Later Belvedere departed from the style of Paolo Porpora, that is, from works with Caravaggio-like period of still lives and flowers, apparently rejecting their mere "decorative" value. He appears to have been influenced by Giuseppe Recco and never rhetorical "Baroque" exuberance of Giovan Battista Ruoppolo, deriving from them an exalting sense of light and vitality.

Belvedere was described as the only great painter of still life at a time when in Naples this genre was rapidly declining. His originality of his art attracted a considerable number of younger artists.

When he moved to Spain in 1692, he was employed by Charles II of Spain; and in conjunction with Luca Giordano (who painted the figures), he helped decorate the Escorial. Napier describes Belvedere as imitator, yet also a competitor of the Flemish still-life painter Abraham Brueghel. Among his pupils or followers were Gasparo Lopez, Baldassare de Caro, Tommaso Realfonso, and Nicola Casissa.

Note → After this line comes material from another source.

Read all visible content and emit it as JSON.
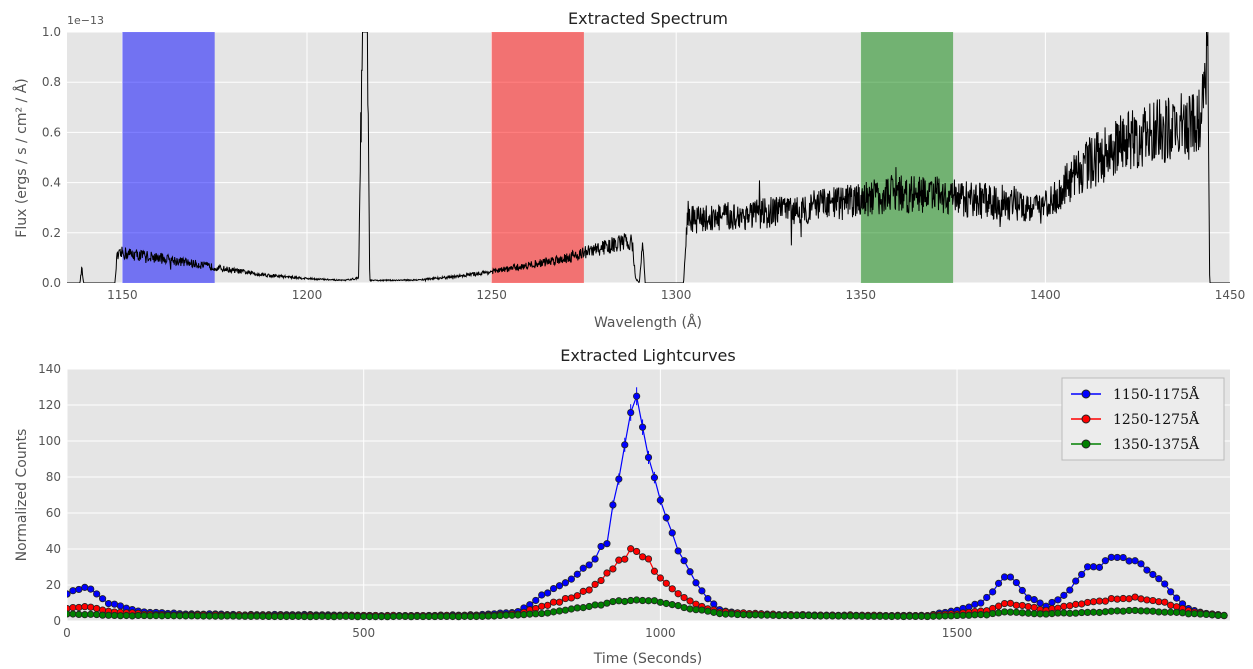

Among the works we should mention above all:
- Flower Wreath (Sorrento, Museo Correale), datable around 1670;
- the two "pendants" Bottle with Tulips and Bottle with Carnations (Sorrento, Museo Correale);
- the Peonies (Sorrento, Museo Correale), to be placed between 1670 and 1680;
- Carnations and Tulips and Carnations ( "Duca di Martina" Museum in Naples);
- Pisces (signed, the only painting not of flowers, under the influence of Recco) (the Museum of S. Martino in Naples);
- then follows the extraordinary picture with a flowery branch of elderberry commonly known as Oriensie, (the Museum of Capodimonte (mentioned by De Dominici in Valletta house));
- Ducks and Flowers (Florence, Palazzo Pitti, signed);
- Flowers, Fruit and Ducks (Sorrento, Museo Correale);
- Flowers in the Copper Basin and the Flowers, Fruit, Birds (Sorrento, Museo Correale) between 1690 and 1695;
- Flowers Around a Herm (Stibbert Museum in Florence).